Mr. Bartlett denies that the White House promised an allocation to the commission in the supplemental budget. When the White House later offered the $9 million, he says, Mr. Kean, and the commission's vice chairman, Lee H. Hamilton, a Democrat, said that amount was sufficient.

Since the 2001 attacks, some administration critics have said that it failed to heed warnings about al Qaeda by Clinton staffers. For example, shortly before the change in administrations, then-National Security Adviser Sandy Berger warned Ms. Rice that al Qaeda would be the biggest issue she faced, Mr. Berger and others have said. Some Congressmen and victims' family members also say they want the commission to investigate whether the Clinton administration responded as forcefully as it could have to intelligence on al Qaeda's threat.

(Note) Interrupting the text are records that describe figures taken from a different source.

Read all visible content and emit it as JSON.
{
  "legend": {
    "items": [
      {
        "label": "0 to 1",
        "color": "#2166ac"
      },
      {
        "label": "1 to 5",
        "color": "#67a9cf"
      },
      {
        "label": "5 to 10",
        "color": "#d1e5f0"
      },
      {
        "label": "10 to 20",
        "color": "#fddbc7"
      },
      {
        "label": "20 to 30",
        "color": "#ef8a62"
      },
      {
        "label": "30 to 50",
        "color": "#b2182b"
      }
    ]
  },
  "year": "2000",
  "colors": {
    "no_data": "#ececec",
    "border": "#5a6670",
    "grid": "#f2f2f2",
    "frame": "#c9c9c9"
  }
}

Mr. Roemer and other commissioners, including at least two Republicans, say they should interview officials from both administrations as well as Presidents Clinton and Bush. So far there has been no decision on whether to call them. A Clinton spokesman declined to say whether the former president would agree to be interviewed by the commission.

Mr. Bartlett says President Bush isn't likely to testify under oath but said "we have not ruled out" some sort of interview. Mr. Bartlett says the White House hasn't attempted to interfere with the commission's work. "Our concern is that enemies who hate America do not get information which could help them attack America," he says. "Our goal is to remove politics from the process."